Apex Court has held in the case of Tata Locomotive and Engineering Co. Ltd. [1966 (1) TMI 24 - SUPREME COURT] that the forex gain on money accumulated to purchase capital asset being the first step for acquisition of capital asset is capital in nature and cannot be taxed. The assessee made advance payments through Letter of Credit is the first step for acquisition of capital asset because there was a direct link of LOC towards purchase of the fixed assets, therefore it will be treated as capital in nature. Section 43(1) has defined the actual cost of the assets.
Therefore the actual loss suffered by the assessee cannot be charged to the profit and loss account. CIT(A) has rightly decided the issue in favour of the revenue. However, the AO is directed to give benefit of depreciation as per section 32 of the IT Act in the current year as well as in following years if there is effect on the following years. This issue is partly allowed for statistical purposes.

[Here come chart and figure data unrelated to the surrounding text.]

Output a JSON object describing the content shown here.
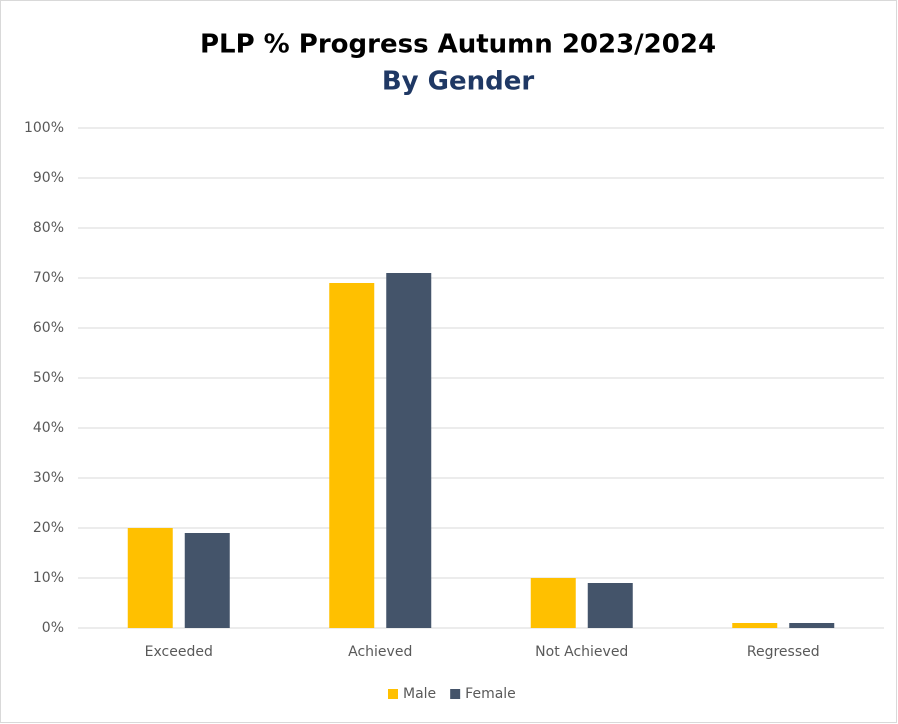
{
  "chart_data": {
    "type": "bar",
    "title": "PLP % Progress Autumn 2023/2024",
    "subtitle": "By Gender",
    "categories": [
      "Exceeded",
      "Achieved",
      "Not Achieved",
      "Regressed"
    ],
    "series": [
      {
        "name": "Male",
        "color": "#ffc000",
        "values": [
          20,
          69,
          10,
          1
        ]
      },
      {
        "name": "Female",
        "color": "#44546a",
        "values": [
          19,
          71,
          9,
          1
        ]
      }
    ],
    "ylim": [
      0,
      100
    ],
    "yticks": [
      {
        "value": 0,
        "label": "0%"
      },
      {
        "value": 10,
        "label": "10%"
      },
      {
        "value": 20,
        "label": "20%"
      },
      {
        "value": 30,
        "label": "30%"
      },
      {
        "value": 40,
        "label": "40%"
      },
      {
        "value": 50,
        "label": "50%"
      },
      {
        "value": 60,
        "label": "60%"
      },
      {
        "value": 70,
        "label": "70%"
      },
      {
        "value": 80,
        "label": "80%"
      },
      {
        "value": 90,
        "label": "90%"
      },
      {
        "value": 100,
        "label": "100%"
      }
    ],
    "grid": true,
    "legend": "bottom"
  }
}
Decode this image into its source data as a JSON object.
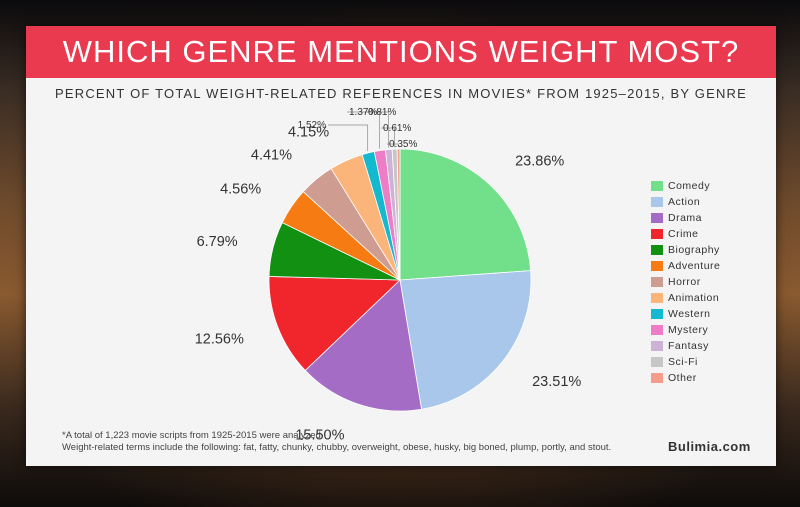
{
  "page": {
    "title": "WHICH GENRE MENTIONS WEIGHT MOST?",
    "subtitle": "PERCENT OF TOTAL WEIGHT-RELATED REFERENCES IN MOVIES* FROM 1925–2015, BY GENRE",
    "footnote_1": "*A total of 1,223 movie scripts from 1925-2015 were analyzed.",
    "footnote_2": "Weight-related terms include the following: fat, fatty, chunky, chubby, overweight, obese, husky, big boned, plump, portly, and stout.",
    "brand": "Bulimia.com"
  },
  "colors": {
    "banner": "#ea3a50",
    "card": "#f4f4f4"
  },
  "chart_data": {
    "type": "pie",
    "title": "WHICH GENRE MENTIONS WEIGHT MOST?",
    "subtitle": "PERCENT OF TOTAL WEIGHT-RELATED REFERENCES IN MOVIES* FROM 1925–2015, BY GENRE",
    "legend_position": "right",
    "categories": [
      "Comedy",
      "Action",
      "Drama",
      "Crime",
      "Biography",
      "Adventure",
      "Horror",
      "Animation",
      "Western",
      "Mystery",
      "Fantasy",
      "Sci-Fi",
      "Other"
    ],
    "values": [
      23.86,
      23.51,
      15.5,
      12.56,
      6.79,
      4.56,
      4.41,
      4.15,
      1.52,
      1.37,
      0.81,
      0.61,
      0.35
    ],
    "labels": [
      "23.86%",
      "23.51%",
      "15.50%",
      "12.56%",
      "6.79%",
      "4.56%",
      "4.41%",
      "4.15%",
      "1.52%",
      "1.37%",
      "0.81%",
      "0.61%",
      "0.35%"
    ],
    "colors": [
      "#72e08a",
      "#a8c7ea",
      "#a56cc6",
      "#f0262c",
      "#129012",
      "#f67b12",
      "#cf9c92",
      "#fbb57a",
      "#12b9cf",
      "#ef7cc6",
      "#ccb2d5",
      "#c7c7c7",
      "#f59c8c"
    ]
  }
}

Addition u/s 14A r.w.r. 8D - As argued Only the investments yielding non-taxable income have to be considered and not all investments - HELD THAT:- CIT(A) has dealt with this issue in detail however he has not considered the issue completely as per Rule 8D(2)(iii). The disallowance should be calculated as per Rule 8D(2)(iii) considering only the investments in which the assessee has received exempt income.
In similar issue in the assessee’s own case for the AY 2014-15 [2023 (9) TMI 108 - ITAT BANGALORE] wherein held that while calculating disallowance under section 14A of the Act, only investment that have generated exempt income should be taken into consideration. This issue is allowed for statistical purposes.